Come si uccidono i messaggeri di Dio
Un messaggero eliminato tace definitivamente, non può più far sentire la
sua voce, ed è ciò che accade nel mondo in cui viviamo, un mondo in cui
i messaggeri di Dio è come se venissero uccisi perché in modo garbato o
violento facciamo in modo di non sentire più la loro voce. Abbiamo i
nostri campi da lavorare e i profitti dei nostri affari in cui sperare,
assorbiti e impegnati in modo frenetico nelle nostre attività ci è
impossibile sentire la voce dei messaggeri di Dio ed è come se li
avessimo uccisi. Tutto questo è grave, non è senza colpa e non è senza
dolorose conseguenze. Allora il re si indignò: mandò le sue truppe, fece uccidere quegli assassini e diede alle fiamme la loro città.
Non sono parole dell’Antico Testamento, sono nel vangelo e sono dette
da Gesù. Esse ci dicono che non ascoltare la voce dei messaggeri che Dio
in ogni tempo manda all’uomo, è tanto grave quanto commettere un
assassinio e che a quest’azione malvagia seguirà un giusto e grave
castigo voluto da Dio stesso.
Come un assassino colpevolmente mette a morte qualcuno e per questo
merita una giusta e dolorosa punizione, così chi non ascolta la voce dei
messaggeri di Dio è come se mettesse a morte sia i messaggeri di Dio
che se stesso e per questo merita una giusta e dolorosa punizione.
Questa punizione è ancora un atto di misericordia da parte di Dio,
perché il dolore che subiamo ci avverte con molta chiarezza che siamo
fuori dalla retta via e che ci stiamo muovendo contro la verità, contro
le leggi della vita. Se Dio non punisse, sarebbe un Dio meno buono e
meno misericordioso, perché in fondo non gli importerebbe molto dei
nostri comportamenti, mentre, proprio il fatto che ci punisce indica che
nessuna nostra azione gli è indifferente, e questo perché ci ama e
vuole il nostro vero bene. Il Signore corregge colui che egli ama e
percuote chiunque riconosce come figlio. È per la vostra correzione che
voi soffrite! Dio vi tratta come figli; e qual è il figlio che non viene
corretto dal padre? (Eb 12, 6-7).
Apparente ingiustizia
Dobbiamo considerare a questo punto l’apparente ingiustizia di questa
punizione. Solo alcuni fra i destinatari dell’invito a nozze maltrattano
e uccidono gli inviati del re, ci si aspetterebbe allora che solo
questi siano puniti, invece, oltre all’uccisione degli assassini, le
truppe del re mettono anche a fuoco la loro città. È bene considerare
allora che, se non tutti hanno ucciso, tutti hanno rifiutato l’invito, e
la città data alle fiamme è per dirci che non rispondere all’invito a
nozze per dedicarci ai nostri campi e ai nostri affari è tanto grave da
meritare che la città in cui viviamo sia bruciata.

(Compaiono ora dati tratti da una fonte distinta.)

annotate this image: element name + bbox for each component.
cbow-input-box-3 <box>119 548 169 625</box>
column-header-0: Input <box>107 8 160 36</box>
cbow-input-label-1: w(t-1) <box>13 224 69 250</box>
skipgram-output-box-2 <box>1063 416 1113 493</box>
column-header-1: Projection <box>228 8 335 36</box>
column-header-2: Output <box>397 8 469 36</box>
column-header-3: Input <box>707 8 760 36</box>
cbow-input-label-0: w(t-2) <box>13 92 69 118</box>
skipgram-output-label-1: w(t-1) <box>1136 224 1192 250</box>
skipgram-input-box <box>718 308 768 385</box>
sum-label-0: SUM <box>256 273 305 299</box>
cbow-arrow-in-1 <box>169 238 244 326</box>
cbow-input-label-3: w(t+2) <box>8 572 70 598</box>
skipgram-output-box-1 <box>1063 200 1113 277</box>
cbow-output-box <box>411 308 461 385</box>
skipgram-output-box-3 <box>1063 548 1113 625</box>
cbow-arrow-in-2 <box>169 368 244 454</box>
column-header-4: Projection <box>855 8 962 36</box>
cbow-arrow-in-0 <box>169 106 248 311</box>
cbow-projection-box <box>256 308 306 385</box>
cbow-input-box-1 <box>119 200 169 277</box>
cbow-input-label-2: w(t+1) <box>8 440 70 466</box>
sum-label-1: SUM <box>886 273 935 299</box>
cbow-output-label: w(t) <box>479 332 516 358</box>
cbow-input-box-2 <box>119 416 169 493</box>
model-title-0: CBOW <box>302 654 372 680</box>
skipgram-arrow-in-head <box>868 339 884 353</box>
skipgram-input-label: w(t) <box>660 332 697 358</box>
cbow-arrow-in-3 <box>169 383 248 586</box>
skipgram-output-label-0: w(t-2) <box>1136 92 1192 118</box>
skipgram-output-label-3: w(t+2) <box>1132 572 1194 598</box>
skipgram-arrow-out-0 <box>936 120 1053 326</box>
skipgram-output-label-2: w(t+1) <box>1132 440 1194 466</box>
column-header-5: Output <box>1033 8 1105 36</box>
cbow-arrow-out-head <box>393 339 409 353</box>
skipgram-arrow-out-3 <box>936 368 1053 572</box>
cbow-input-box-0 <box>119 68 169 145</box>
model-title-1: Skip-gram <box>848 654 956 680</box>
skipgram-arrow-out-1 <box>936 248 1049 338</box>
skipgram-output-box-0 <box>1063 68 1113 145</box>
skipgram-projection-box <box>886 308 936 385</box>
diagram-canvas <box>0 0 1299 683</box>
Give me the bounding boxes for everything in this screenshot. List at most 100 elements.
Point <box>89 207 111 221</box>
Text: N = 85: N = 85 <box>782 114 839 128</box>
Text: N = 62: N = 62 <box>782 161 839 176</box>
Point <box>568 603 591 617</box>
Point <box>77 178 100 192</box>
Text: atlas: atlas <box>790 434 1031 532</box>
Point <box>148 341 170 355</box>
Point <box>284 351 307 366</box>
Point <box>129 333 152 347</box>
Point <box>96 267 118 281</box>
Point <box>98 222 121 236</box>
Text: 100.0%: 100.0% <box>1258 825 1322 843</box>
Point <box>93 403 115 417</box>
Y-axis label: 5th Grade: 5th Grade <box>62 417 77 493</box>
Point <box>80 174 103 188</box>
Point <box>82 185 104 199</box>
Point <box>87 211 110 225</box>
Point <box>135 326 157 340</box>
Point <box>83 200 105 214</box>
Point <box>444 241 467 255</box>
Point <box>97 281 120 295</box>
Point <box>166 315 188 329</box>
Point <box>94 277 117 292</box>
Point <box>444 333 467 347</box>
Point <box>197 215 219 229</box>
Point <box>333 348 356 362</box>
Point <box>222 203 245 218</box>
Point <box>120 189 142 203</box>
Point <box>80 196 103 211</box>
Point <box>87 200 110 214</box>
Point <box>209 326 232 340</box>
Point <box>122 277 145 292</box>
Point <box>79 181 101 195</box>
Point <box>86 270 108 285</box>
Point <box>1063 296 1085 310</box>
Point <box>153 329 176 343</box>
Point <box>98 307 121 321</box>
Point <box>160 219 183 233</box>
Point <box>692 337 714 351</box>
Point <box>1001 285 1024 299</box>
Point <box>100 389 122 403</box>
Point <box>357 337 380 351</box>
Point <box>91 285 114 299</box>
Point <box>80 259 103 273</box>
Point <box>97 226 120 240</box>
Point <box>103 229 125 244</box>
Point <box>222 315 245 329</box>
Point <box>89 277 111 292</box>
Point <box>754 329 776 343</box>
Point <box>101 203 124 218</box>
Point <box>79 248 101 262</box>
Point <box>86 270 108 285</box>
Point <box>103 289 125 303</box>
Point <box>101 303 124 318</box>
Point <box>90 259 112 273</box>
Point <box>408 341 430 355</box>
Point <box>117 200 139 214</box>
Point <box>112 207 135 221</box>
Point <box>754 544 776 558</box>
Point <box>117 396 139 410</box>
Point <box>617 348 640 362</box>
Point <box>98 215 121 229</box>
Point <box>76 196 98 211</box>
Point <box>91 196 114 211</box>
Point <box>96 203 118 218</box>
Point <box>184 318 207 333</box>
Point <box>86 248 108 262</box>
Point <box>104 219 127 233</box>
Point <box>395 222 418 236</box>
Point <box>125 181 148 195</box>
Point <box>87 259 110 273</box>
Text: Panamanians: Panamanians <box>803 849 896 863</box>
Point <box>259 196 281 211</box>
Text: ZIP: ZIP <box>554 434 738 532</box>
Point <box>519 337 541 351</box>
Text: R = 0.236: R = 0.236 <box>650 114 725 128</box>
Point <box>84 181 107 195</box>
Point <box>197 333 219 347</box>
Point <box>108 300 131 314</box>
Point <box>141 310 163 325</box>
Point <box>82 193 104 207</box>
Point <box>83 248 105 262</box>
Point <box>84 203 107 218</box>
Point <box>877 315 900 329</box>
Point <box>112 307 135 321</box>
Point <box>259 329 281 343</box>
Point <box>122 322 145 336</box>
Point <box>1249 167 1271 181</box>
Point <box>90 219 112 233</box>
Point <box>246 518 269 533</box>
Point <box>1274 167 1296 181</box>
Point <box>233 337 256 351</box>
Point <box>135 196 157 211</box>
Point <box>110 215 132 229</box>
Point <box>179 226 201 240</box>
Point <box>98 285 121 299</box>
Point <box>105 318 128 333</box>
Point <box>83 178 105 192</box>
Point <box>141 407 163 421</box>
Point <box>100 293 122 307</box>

Non rispondere all’invito degli inviati del re significa rifiutare
l’invito alla vera vita, alla vera gioia, a una vita e una gioia che non
finiranno mai. Dobbiamo allora sapere che non possiamo cavarcela
facendo finta di niente, evitando di rispondere all’invito del re perché
per il momento stiamo bene così, perché per il momento dai nostri campi
e dai nostri affari riusciamo a ottenere una vita piacevole e
confortevole, verrà un giorno in cui la città in cui viviamo, ossia
tutti i beni e tutte le relazioni da cui otteniamo benessere, protezione
e conforto, saranno dati alle fiamme e andranno in fumo. Solo chi avrà
risposto all’invito e sarà uscito dalla città, scamperà al disastro.